Letter 2 – On a Restless Mind

What you write to me, and what I hear about you, gives me real confidence. You are not roaming from place to place or constantly looking for a change of scene. That kind of restlessness is usually a symptom of a troubled mind. In my view, the first clear sign of a well‑ordered inner life is the ability to stay where you are and be at ease in your own company.

But be careful of one thing: dipping into many authors and all kinds of books can be its own kind of wandering, a restlessness of the mind instead of the body. You need to settle yourself with a small number of serious thinkers and truly absorb what they offer if you want any of it to take root. To be everywhere is to be nowhere. A person who spends their whole life travelling ends up with a long list of hosts and almost no real friends. The same is true of the reader who never lingers with any one writer, but rushes through everything.

Food does nothing for you if it passes straight through without being absorbed. Nothing slows a recovery more than constantly changing medicines. A wound will not close if you keep trying a new salve every time you look at it. A plant that is transplanted again and again never takes root. Nothing useful can do its work if it is always being moved on. A library of many books simply scatters the mind. Since you cannot read everything you own, it is enough to own only what you can actually read.

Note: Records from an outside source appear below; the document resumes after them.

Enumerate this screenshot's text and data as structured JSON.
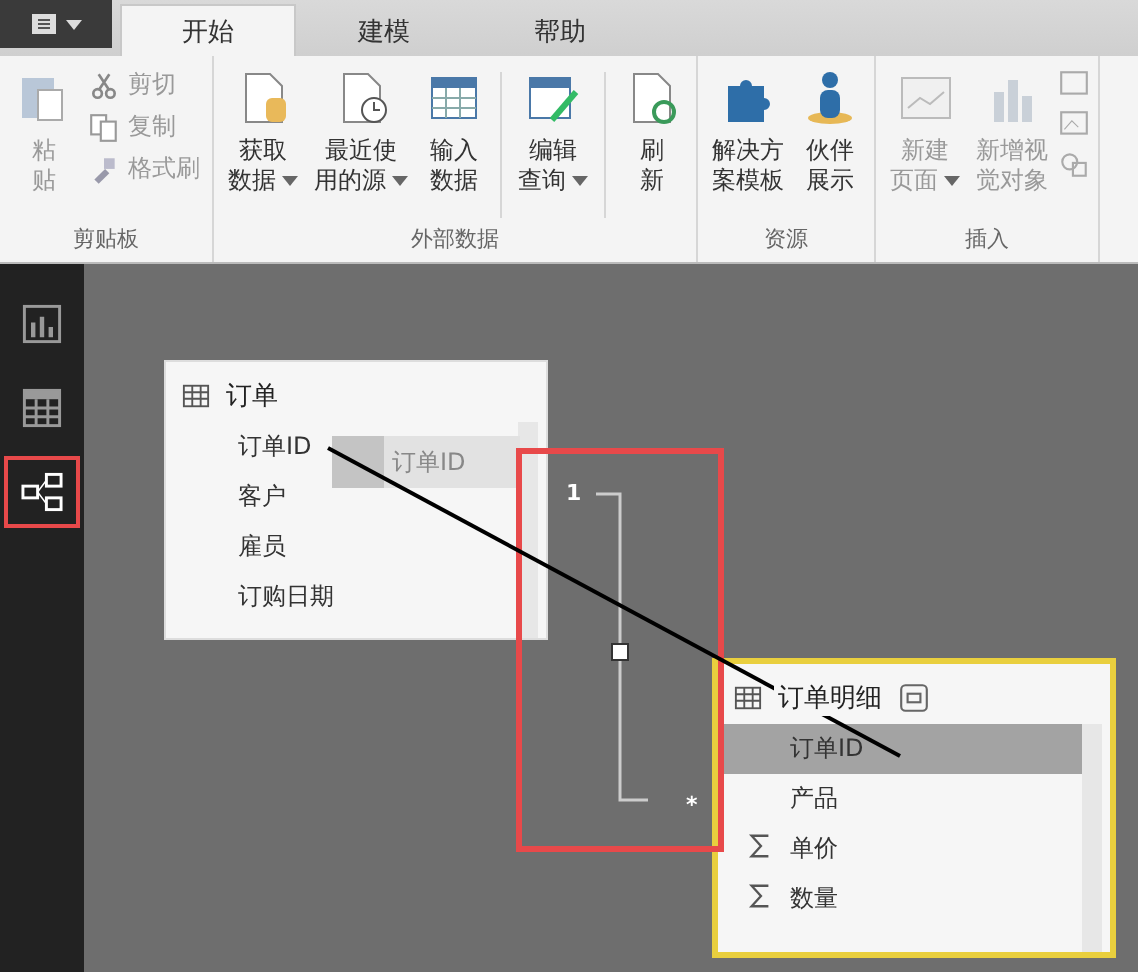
{
  "tabs": [
    {
      "label": "开始",
      "selected": true
    },
    {
      "label": "建模",
      "selected": false
    },
    {
      "label": "帮助",
      "selected": false
    }
  ],
  "ribbon_groups": [
    {
      "label": "剪贴板",
      "items": [
        {
          "kind": "large",
          "lines": [
            "粘",
            "贴"
          ],
          "dropdown": false,
          "disabled": true
        },
        {
          "kind": "small",
          "lines": [
            "剪切"
          ],
          "disabled": true
        },
        {
          "kind": "small",
          "lines": [
            "复制"
          ],
          "disabled": true
        },
        {
          "kind": "small",
          "lines": [
            "格式刷"
          ],
          "disabled": true
        }
      ]
    },
    {
      "label": "外部数据",
      "items": [
        {
          "kind": "large",
          "lines": [
            "获取",
            "数据"
          ],
          "dropdown": true,
          "disabled": false
        },
        {
          "kind": "large",
          "lines": [
            "最近使",
            "用的源"
          ],
          "dropdown": true,
          "disabled": false
        },
        {
          "kind": "large",
          "lines": [
            "输入",
            "数据"
          ],
          "dropdown": false,
          "disabled": false
        },
        {
          "kind": "separator"
        },
        {
          "kind": "large",
          "lines": [
            "编辑",
            "查询"
          ],
          "dropdown": true,
          "disabled": false
        },
        {
          "kind": "separator"
        },
        {
          "kind": "large",
          "lines": [
            "刷",
            "新"
          ],
          "dropdown": false,
          "disabled": false
        }
      ]
    },
    {
      "label": "资源",
      "items": [
        {
          "kind": "large",
          "lines": [
            "解决方",
            "案模板"
          ],
          "dropdown": false,
          "disabled": false
        },
        {
          "kind": "large",
          "lines": [
            "伙伴",
            "展示"
          ],
          "dropdown": false,
          "disabled": false
        }
      ]
    },
    {
      "label": "插入",
      "items": [
        {
          "kind": "large",
          "lines": [
            "新建",
            "页面"
          ],
          "dropdown": true,
          "disabled": true
        },
        {
          "kind": "large",
          "lines": [
            "新增视",
            "觉对象"
          ],
          "dropdown": false,
          "disabled": true
        },
        {
          "kind": "stack"
        }
      ]
    }
  ],
  "view_nav": [
    {
      "selected": false
    },
    {
      "selected": false
    },
    {
      "selected": true
    }
  ],
  "tables": [
    {
      "name": "订单",
      "highlighted": false,
      "fields": [
        {
          "kind": "text",
          "name": "订单ID",
          "selected": false
        },
        {
          "kind": "text",
          "name": "客户",
          "selected": false
        },
        {
          "kind": "text",
          "name": "雇员",
          "selected": false
        },
        {
          "kind": "text",
          "name": "订购日期",
          "selected": false
        }
      ]
    },
    {
      "name": "订单明细",
      "highlighted": true,
      "fields": [
        {
          "kind": "text",
          "name": "订单ID",
          "selected": true
        },
        {
          "kind": "text",
          "name": "产品",
          "selected": false
        },
        {
          "kind": "sum",
          "name": "单价",
          "selected": false
        },
        {
          "kind": "sum",
          "name": "数量",
          "selected": false
        }
      ]
    }
  ],
  "drag_ghost": {
    "label": "订单ID"
  },
  "relationship": {
    "from_cardinality": "1",
    "to_cardinality": "*"
  }
}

“But,” you say, “I like to sample one book and then another.” That is a finicky appetite, and it does you no good. Many different dishes may look appealing, but they clog rather than nourish. Always read the best authors. When you feel the urge to roam, use it as a cue to return to those you have read before. Every day, add one thought to your equipment: something against poverty, something against the fear of death, something against the other blows that life deals out. After you have ranged across many ideas, choose one to digest fully before the day is done.

That is what I do myself. Out of everything I read, I claim one thing as my own. Today, I found it in Epicurus. (I sometimes make a raid into the enemy’s camp, not as a defector, but as a scout.) He says that “contented poverty is an honorable condition.” But if it is truly contented, it is not poverty at all. The poor person is not the one who has little, but the one who always wants more. What does it matter how much lies in your strongbox or your storehouses, how large your flocks are or how high your returns, if you are always eyeing what your neighbor has, always counting what you have yet to gain instead of what you already possess? So what is the right measure of wealth? First, have what you need. Second, have what is enough.